Nun ist es amtlich: Konrad und Paul sind tatsächlich miteinander alt geworden. Das hätte leicht anders ausgehen können, denn Reibungsflächen und Konfliktpotenzial gab es bei diesen beiden Charakterköpfen, die Ralf König nun schon seit den 1980er Jahren begleiten, genug. Das liegt vor allem am Naturell von Paul, denn im Gegensatz zum ausgeglichenen Konrad ist Paul sehr umtriebig, was nicht immer beziehungsförderlich ist. Tatsächlich ist Paul aber viel mehr als ein Stichwortgeber für launige Beziehungskomödien. In meinen Augen ist Paul einer der großen Helden der Comicgeschichte, wenn nicht gar ein Archetyp.

Alle Bilder © Ralf König, Rowohlt Verlag

„Ich will jung sein, gesund sein, Spaß haben und ficken!! Und das in alle Ewigkeit!! Ist das etwa zu viel verlangt?!!“ tönte Paul 1999 in Super Paradise, und schon damals war klar, dass dies angesichts seiner HIV-Infektion, die zum Glück nie ausbrach, ein utopischer Wunsch war. Aber wie John Constantine, der Hellblazer, kämpft Paul gegen das unabwendbare Schicksal an, krank und alt zu werden, nur dass beim Hellblazer noch Gott das tragische Schicksal in die Schuhe geschoben werden konnte. Bei Ralf König dagegen können wir sicher sein, dass es – dem Nichtexistenten sei’s gedankt – keinen Gott gibt. Und anders als Jesse Custer, der Preacher, um gleich noch auf eine andere Großtat von Garth Ennis zurückzugreifen, kann man diesen Gott auch nicht erschießen, um ihm die Quittung für dieses Scheißleben zu geben. Nein, bei Ralf König heißt der Arsch, dem wir das zu verdanken haben, Evolution, und die ist leider unangreifbar. „Evolution ist ’ne Bitch“, zetert Paul angesichts der Tatsache, dass der Mensch sein Sexualorgan nicht hat, um damit Spaß zu haben, sondern um sich zu vermehren und sich anschließend um die Aufzucht zu kümmern. Ob göttlicher Plan oder Evolution ist dann schon egal. Beides macht uns fremdgesteuert. Entsprechend versucht Paul gar nicht erst, in Würde zu altern, sondern stemmt sich mit allem, was er aufbieten kann, gegen das Unvermeidliche. Das ist natürlich tragisch anzusehen, aber Paul war schon immer der Mann, der für uns auch die niedersten Triebe auslebt und entsprechend dafür leidet. Das ist seine Größe.

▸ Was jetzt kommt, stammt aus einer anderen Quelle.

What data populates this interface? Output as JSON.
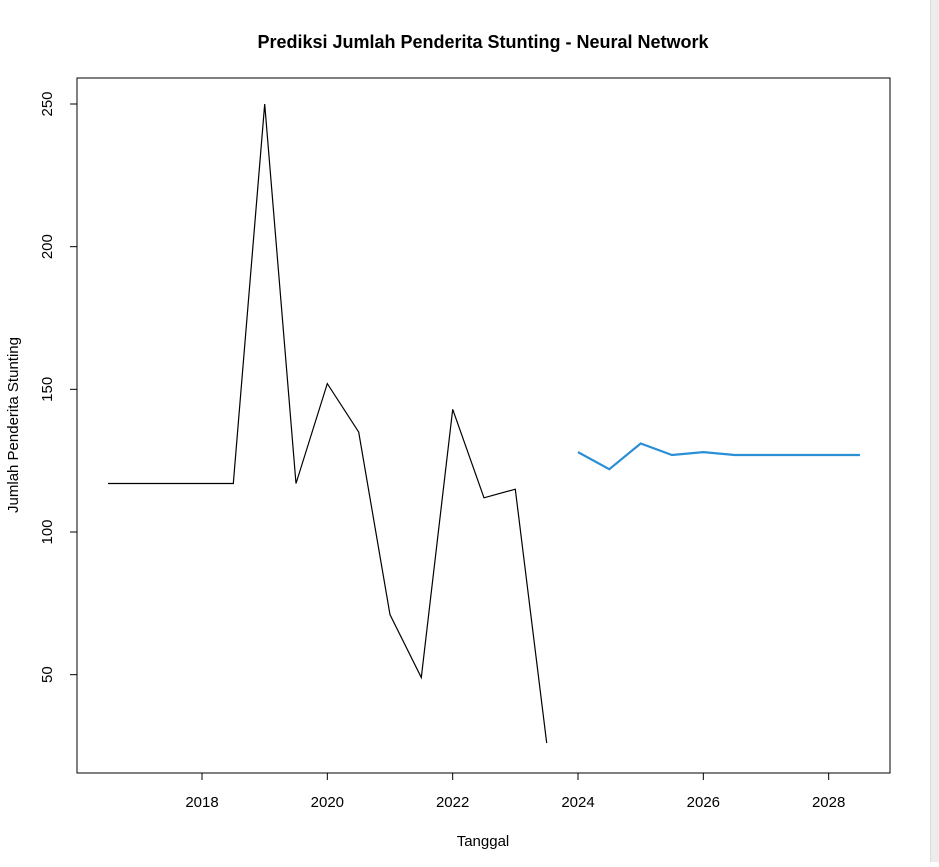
{
  "chart_data": {
    "type": "line",
    "title": "Prediksi Jumlah Penderita Stunting - Neural Network",
    "xlabel": "Tanggal",
    "ylabel": "Jumlah Penderita Stunting",
    "xlim": [
      2016.5,
      2028.5
    ],
    "ylim": [
      25,
      250
    ],
    "x_ticks": [
      2018,
      2020,
      2022,
      2024,
      2026,
      2028
    ],
    "y_ticks": [
      50,
      100,
      150,
      200,
      250
    ],
    "grid": false,
    "legend": "none",
    "series": [
      {
        "color": "#000000",
        "x": [
          2016.5,
          2017.0,
          2017.5,
          2018.0,
          2018.5,
          2019.0,
          2019.5,
          2020.0,
          2020.5,
          2021.0,
          2021.5,
          2022.0,
          2022.5,
          2023.0,
          2023.5
        ],
        "y": [
          117,
          117,
          117,
          117,
          117,
          250,
          117,
          152,
          135,
          71,
          49,
          143,
          112,
          115,
          26
        ]
      },
      {
        "color": "#2b8fd6",
        "x": [
          2024.0,
          2024.5,
          2025.0,
          2025.5,
          2026.0,
          2026.5,
          2027.0,
          2027.5,
          2028.0,
          2028.5
        ],
        "y": [
          128,
          122,
          131,
          127,
          128,
          127,
          127,
          127,
          127,
          127
        ]
      }
    ]
  }
}
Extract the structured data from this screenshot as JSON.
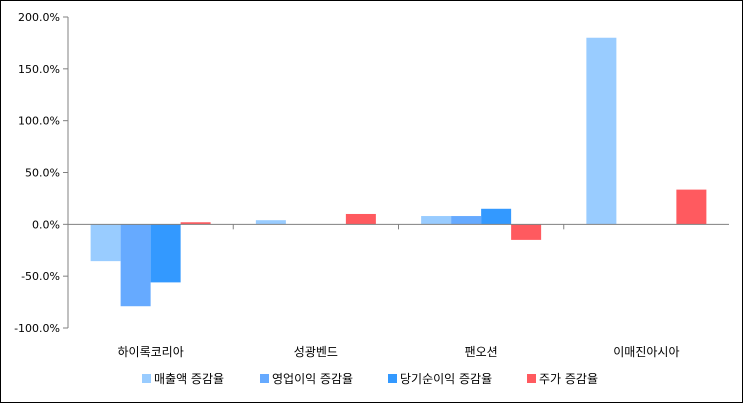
{
  "chart_data": {
    "type": "bar",
    "categories": [
      "하이록코리아",
      "성광벤드",
      "팬오션",
      "이매진아시아"
    ],
    "series": [
      {
        "name": "매출액 증감율",
        "color": "#99CCFF",
        "values": [
          -35.5,
          4.0,
          8.0,
          180.0
        ]
      },
      {
        "name": "영업이익 증감율",
        "color": "#66AAFF",
        "values": [
          -79.0,
          0.0,
          8.0,
          0.0
        ]
      },
      {
        "name": "당기순이익 증감율",
        "color": "#3399FF",
        "values": [
          -56.0,
          0.0,
          15.0,
          0.0
        ]
      },
      {
        "name": "주가 증감율",
        "color": "#FF5A5F",
        "values": [
          2.0,
          10.0,
          -15.0,
          33.5
        ]
      }
    ],
    "yticks": [
      "200.0%",
      "150.0%",
      "100.0%",
      "50.0%",
      "0.0%",
      "-50.0%",
      "-100.0%"
    ],
    "ylim": [
      -100,
      200
    ],
    "title": "",
    "xlabel": "",
    "ylabel": "",
    "grid": false,
    "legend_position": "bottom"
  }
}
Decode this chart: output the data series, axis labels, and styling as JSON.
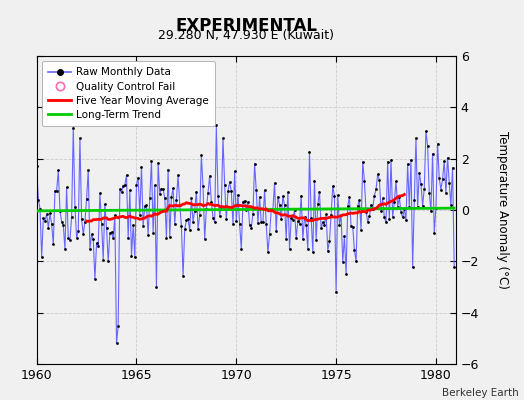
{
  "title": "EXPERIMENTAL",
  "subtitle": "29.280 N, 47.930 E (Kuwait)",
  "ylabel": "Temperature Anomaly (°C)",
  "credit": "Berkeley Earth",
  "xlim": [
    1960,
    1981
  ],
  "ylim": [
    -6,
    6
  ],
  "xticks": [
    1960,
    1965,
    1970,
    1975,
    1980
  ],
  "yticks": [
    -6,
    -4,
    -2,
    0,
    2,
    4,
    6
  ],
  "bg_color": "#f0f0f0",
  "plot_bg": "#f0f0f0",
  "raw_line_color": "#6666ff",
  "raw_dot_color": "#000000",
  "ma_color": "#ff0000",
  "trend_color": "#00cc00",
  "qc_color": "#ff69b4",
  "start_year": 1960,
  "n_months": 252
}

Herbst in der Hose bietet uns ein Wiedersehen mit all den liebgewonnen Figuren des Konrad und Paul-Kosmos. Lutger und die anderen Kumpels sind wieder dabei, Konrads Freundin Brigitte und natürlich auch Pauls schräge Familie. Anders als bisher geht es in der Handlung aber nicht um einen klar abgegrenzten Zeitraum. Ralf König begleitet seine Helden diesmal tatsächlich bis ins hohe Alter. Das ist ein bisschen wie bei Flix, der in seinem Debutcomic Held ja auch keinen Zweifel daran gelassen hat, wie die Erzählung einmal enden wird und ebenfalls den Erzählbogen von der Wiege bis zur Bahre spannte.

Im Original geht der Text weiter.